Nossas palavras paraplégicas confundem-se enquanto caminhamos sobre as inúmeras flores dos ipês rosa espalhadas pelas ruas da cidade. Ruas coloridas vestem-se de flores mortas. Tudo se tornou tão dúbio de repente. Êxodo de pétalas e células que o vento e o sangue carregam para outros lugares. Um dia, perderemos o controle de tudo. Já perdeu, mãe?
Seu cabelo esbranquiçado e seco entre meus dedos. Quando eu era pequena, você me dava banho de sol e penteava meus cabelos. Tentava me proteger do futuro de flores mortas. Não deu certo. Claustro sem deus. O mundo nunca me pareceu tão pequeno. Deserto de paroxismo. As células nunca mais disseram nada que eu e você gostaríamos de ouvir. Está me ouvindo, mãe?
Enquanto caminhamos pela rua dos ipês, seu corpo magro sorri e sente sede. Você nunca perdeu o sorriso. Eu me tornei muito mais cinza desde que você ficou doente. Um copo de água para hidratar a cura que nunca existiu. Já parou uma gota de chuva com a ponta da língua, mãe? A mesma língua que sente as drogas, a fome, a fé e o céu.

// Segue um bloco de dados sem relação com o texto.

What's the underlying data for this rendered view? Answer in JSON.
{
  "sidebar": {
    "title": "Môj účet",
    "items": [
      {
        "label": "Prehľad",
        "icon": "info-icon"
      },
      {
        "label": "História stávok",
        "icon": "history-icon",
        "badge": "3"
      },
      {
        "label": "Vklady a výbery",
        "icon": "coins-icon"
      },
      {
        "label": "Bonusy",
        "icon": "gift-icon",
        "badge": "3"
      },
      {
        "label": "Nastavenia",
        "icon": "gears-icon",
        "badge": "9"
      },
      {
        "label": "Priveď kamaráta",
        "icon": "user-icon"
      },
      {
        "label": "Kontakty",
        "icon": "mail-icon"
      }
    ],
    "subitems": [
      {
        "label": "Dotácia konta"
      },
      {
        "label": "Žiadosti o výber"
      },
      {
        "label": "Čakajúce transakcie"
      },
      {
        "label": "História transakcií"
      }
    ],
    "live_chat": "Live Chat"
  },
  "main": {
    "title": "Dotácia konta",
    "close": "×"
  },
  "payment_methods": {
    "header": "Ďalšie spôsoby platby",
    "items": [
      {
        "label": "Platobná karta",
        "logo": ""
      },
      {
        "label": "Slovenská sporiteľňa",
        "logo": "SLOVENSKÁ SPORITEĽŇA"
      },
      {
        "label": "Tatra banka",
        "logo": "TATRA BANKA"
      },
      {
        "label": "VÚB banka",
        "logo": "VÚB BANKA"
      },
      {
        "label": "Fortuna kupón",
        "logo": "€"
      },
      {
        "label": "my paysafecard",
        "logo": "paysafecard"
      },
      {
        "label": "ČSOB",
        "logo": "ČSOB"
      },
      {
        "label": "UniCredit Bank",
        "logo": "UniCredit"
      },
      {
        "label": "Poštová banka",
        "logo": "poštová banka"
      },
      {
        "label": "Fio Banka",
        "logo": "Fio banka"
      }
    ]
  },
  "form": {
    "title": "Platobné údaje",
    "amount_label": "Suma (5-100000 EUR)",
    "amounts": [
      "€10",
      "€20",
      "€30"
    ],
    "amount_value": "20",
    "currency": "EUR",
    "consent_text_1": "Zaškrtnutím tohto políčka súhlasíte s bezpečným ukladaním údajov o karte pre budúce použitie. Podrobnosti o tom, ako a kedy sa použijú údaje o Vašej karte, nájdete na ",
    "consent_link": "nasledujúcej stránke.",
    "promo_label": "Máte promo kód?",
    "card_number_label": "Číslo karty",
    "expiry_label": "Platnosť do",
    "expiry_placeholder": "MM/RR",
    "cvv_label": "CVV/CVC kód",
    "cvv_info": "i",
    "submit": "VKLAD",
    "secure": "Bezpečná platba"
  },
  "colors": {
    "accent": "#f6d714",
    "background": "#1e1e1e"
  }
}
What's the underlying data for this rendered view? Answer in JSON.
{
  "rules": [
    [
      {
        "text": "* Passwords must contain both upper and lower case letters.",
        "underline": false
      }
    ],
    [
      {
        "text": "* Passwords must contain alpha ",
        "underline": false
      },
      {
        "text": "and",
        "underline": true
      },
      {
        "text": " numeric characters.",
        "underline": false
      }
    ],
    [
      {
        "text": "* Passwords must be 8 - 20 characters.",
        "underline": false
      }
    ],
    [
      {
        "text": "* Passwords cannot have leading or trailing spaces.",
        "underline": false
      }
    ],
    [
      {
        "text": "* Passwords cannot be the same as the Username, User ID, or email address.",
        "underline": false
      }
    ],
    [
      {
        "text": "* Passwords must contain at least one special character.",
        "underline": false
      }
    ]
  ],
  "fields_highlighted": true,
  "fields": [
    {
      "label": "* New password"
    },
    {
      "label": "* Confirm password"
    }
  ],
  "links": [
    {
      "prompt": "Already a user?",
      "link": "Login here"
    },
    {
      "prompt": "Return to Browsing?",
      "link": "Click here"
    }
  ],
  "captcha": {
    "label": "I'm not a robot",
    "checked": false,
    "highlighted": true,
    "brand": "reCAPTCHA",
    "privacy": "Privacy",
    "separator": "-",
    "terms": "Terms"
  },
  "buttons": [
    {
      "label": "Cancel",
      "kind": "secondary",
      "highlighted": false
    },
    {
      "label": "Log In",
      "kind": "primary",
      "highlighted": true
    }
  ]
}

Repouso meus braços em seus ombros e penso no quanto eu queria lhe salvar desses dias tóxicos. Disfarço. Guardo as lágrimas no oceano do meu casaco. Estou me tornando um mar estagnado. Já se afogou, mãe?
Atravessamos outra avenida que não chegará a lugar nenhum. Entramos no carro que nunca chegará ao céu. Vamos para casa. Você precisa descansar e orar. Você sempre ora. Já se passaram quatro anos desde que tudo desabou e você ainda ora. A oração me intimida. Talvez, meu terço surdo seja de plástico, como o fio transparente por onde desce a droga que invade sua alma e corpo cansados. Deus acredita em quimioterapia, mãe?